Regionale Differenzierung: Im Süden und Südwesten – besonders in Teilen des Bergischen Landes und angrenzenden Bereichen – dominiert die Klasse „moderate Duerre“ (Orange). Einzelne Flächenpixel zeigen „ungewöhnlich trocken“ (Hellgelb). Der Norden und Nordosten des Landes, einschließlich Teile der Münsterländer Bucht und der östlichen Berglandgebiete, präsentieren sich dagegen überwiegend in Hellgelb bis Beige – also unauffällig oder leicht erhöht trocken. Nördliche und nordöstliche Randbereiche deuten auf normale bis leicht feuchte Verhältnisse hin.

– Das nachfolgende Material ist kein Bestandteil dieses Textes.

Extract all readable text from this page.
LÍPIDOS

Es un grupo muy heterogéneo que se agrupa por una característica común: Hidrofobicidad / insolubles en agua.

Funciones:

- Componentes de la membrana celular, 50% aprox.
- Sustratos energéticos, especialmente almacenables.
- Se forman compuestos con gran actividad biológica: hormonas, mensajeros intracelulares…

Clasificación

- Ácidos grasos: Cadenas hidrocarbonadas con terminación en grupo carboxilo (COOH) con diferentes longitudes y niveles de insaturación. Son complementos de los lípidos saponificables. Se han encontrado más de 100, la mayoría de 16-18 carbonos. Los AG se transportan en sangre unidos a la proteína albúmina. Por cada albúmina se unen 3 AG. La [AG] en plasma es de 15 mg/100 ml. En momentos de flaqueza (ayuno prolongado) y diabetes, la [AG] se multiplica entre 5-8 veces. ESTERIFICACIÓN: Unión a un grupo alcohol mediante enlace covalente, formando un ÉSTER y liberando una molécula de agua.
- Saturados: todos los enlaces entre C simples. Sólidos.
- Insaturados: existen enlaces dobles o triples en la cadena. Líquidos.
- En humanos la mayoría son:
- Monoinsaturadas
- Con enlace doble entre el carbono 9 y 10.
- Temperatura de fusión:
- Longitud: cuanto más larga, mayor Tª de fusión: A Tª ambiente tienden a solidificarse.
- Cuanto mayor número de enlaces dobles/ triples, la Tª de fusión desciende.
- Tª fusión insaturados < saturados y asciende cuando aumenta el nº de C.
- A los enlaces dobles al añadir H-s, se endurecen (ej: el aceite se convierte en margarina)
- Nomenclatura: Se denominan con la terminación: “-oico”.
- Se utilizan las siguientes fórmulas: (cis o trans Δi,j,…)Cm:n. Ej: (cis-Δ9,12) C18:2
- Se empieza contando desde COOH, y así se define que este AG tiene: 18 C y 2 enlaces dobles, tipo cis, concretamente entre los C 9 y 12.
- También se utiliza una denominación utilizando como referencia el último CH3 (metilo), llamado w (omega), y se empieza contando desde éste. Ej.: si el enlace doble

Wetter und Bodenreaktion: Die vergangenen sieben Tage brachten dem Land null Millimeter Niederschlag bei Durchschnittstemperaturen von 22,3 Grad Celsius und Spitzenwerten von 30,8 Grad. Diese trockene, warme Phase wirkt sich auf den ohnehin traegen Gesamtboden aus – besonders im südlichen Landesteil. Die kommenden drei Tage bleiben trocken und heiß (Höchstwerte bis 30,8 Grad), ohne Niederschlag in Sicht.
Bedeutung für Landwirtschaft und Wasserwirtschaft: Die moderate Trockenheit im Südwesten erfordert Beobachtung, stellt aber noch keine Mangellage dar. Landwirte in betroffenen Kreisen sollten Bewässerungsressourcen im Blick behalten. Die nördlichen und mittleren Regionen zeigen aktuell keine Besonderheiten. Eine Entspannung ist ohne kurzfristige Niederschläge jedoch nicht zu erwarten.